Greenpeace activists hang a banner reading "Don't let us drown" at the UN climate negotiations 11 years ago at COP 6 in The Hague to protest against the lack of action by governments.
OMG, it's deja vu all over again. Just over 11 years ago at around 10am on the final day of COP6 I sat at my desk in the Greenpeace office at the Den Hague conference centre with our final statement (below) printed on black paper - meant to signify a black day for the climate - in my hands ready for distribution. We'd written it the night before as it was clear then that the talks were heading to somewhere between failure or collapse.
Sound familiar anyone?
GREENPEACE FINAL STATEMENT AT THE CLOSURE OF THE UNFCCC COP6
25 November 2000
The Hague - This meeting will be remembered as the moment when governments abandoned the promise of global co-operation to protect planet Earth.
Nearly ten years after the Rio Earth Summit, and three years after Kyoto, The Hague represents a U-turn. Rather than reducing emissions to curb global warming, greenhouse gas pollution limits will in fact be increased.
If governments continue to act irresponsibly, as they have done this week, then people from rich countries should prepare to build ever higher and wider dikes, from which they can watch the rest of the world suffer and drown from climate change.
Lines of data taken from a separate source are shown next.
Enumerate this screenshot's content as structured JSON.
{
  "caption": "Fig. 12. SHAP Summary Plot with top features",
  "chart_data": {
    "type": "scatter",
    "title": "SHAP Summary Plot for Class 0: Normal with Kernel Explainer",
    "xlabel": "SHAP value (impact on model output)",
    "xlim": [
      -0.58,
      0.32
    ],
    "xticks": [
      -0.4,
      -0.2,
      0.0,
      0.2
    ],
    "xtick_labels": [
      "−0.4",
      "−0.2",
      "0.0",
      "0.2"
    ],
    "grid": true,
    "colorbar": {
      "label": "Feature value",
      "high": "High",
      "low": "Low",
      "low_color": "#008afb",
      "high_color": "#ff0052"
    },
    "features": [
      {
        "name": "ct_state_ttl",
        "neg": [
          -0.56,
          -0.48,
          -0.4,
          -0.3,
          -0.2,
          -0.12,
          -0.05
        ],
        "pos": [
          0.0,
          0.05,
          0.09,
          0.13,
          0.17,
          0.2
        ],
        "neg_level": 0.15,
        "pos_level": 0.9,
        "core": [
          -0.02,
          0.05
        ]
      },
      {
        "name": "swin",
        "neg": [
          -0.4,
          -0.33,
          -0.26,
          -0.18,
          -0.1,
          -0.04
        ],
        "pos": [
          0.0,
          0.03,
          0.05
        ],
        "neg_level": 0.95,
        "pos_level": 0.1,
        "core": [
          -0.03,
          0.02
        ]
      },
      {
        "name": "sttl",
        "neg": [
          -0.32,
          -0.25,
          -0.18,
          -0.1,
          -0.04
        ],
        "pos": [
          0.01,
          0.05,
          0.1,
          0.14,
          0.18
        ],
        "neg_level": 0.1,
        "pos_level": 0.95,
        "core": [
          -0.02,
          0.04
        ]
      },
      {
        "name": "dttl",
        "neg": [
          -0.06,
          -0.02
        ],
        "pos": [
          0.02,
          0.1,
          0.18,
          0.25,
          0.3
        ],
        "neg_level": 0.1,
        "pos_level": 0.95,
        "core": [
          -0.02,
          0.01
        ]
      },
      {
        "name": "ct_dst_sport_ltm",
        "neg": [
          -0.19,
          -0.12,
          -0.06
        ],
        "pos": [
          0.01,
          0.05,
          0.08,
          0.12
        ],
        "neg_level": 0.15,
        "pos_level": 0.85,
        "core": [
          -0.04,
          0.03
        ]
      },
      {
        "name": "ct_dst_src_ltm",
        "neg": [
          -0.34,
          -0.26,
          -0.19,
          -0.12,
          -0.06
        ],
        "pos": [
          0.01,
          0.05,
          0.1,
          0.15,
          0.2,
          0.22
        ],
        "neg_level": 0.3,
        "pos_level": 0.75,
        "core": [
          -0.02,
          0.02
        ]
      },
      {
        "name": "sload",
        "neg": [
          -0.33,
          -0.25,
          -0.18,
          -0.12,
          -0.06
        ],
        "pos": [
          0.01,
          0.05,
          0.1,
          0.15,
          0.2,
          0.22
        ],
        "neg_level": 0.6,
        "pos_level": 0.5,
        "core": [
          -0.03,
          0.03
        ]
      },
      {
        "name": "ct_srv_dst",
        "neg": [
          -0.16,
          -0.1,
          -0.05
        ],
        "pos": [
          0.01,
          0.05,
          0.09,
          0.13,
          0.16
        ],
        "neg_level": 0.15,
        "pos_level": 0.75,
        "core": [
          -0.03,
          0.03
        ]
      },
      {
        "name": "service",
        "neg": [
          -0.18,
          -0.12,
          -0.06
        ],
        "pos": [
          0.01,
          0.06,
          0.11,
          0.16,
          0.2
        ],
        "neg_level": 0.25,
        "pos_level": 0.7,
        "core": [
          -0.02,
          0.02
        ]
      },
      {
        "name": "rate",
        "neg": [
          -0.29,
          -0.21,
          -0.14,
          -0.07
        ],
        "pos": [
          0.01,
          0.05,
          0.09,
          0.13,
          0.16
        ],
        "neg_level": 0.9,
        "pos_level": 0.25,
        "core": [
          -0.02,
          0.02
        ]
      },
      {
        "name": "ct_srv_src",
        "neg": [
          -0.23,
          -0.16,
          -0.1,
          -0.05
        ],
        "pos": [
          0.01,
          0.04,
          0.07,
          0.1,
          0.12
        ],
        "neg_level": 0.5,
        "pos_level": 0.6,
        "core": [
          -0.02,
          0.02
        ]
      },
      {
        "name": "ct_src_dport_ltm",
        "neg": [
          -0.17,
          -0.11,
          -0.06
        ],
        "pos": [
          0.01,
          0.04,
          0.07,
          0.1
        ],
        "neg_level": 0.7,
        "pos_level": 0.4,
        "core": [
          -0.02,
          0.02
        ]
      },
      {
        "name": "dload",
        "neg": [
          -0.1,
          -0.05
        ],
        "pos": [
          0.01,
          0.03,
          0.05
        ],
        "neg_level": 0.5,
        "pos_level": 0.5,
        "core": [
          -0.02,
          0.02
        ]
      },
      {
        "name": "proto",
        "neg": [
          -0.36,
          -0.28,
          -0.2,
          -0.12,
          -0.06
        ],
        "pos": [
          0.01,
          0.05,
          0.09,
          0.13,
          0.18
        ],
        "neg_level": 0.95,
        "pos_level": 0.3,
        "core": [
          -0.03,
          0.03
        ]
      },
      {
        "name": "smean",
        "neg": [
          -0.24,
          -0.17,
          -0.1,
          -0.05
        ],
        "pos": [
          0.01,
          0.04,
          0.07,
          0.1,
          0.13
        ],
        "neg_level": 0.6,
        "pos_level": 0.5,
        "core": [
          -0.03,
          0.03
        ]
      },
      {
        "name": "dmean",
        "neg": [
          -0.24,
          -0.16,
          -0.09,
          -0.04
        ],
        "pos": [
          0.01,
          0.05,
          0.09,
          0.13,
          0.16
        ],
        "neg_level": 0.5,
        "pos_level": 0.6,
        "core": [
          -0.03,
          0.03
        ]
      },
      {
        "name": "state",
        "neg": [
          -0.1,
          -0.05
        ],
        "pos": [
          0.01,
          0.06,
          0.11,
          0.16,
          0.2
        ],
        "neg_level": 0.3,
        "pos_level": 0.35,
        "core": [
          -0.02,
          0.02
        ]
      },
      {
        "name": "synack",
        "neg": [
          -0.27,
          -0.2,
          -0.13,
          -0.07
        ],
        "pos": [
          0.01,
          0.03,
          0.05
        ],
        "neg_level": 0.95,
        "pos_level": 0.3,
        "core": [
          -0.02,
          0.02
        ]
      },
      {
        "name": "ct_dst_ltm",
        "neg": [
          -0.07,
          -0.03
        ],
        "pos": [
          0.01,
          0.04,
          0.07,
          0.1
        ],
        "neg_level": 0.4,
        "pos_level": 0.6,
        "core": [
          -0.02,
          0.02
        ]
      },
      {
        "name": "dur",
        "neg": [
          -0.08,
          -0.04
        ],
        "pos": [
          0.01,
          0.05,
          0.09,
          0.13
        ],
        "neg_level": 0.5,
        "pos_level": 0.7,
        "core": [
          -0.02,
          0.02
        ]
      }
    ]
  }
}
Either that or demand that politicians give them access to the solutions to climate change in the form of clean energy and energy efficiency.
Governments must stop acting as if this was a game. Climate change is happening, and more and more people will be the victims. Once again, the US has been successful with their favourite negotiating trick: in Kyoto they brought everyone down to the lowest common denominator; and now in The Hague they have moved away, leaving everyone else at the bottom.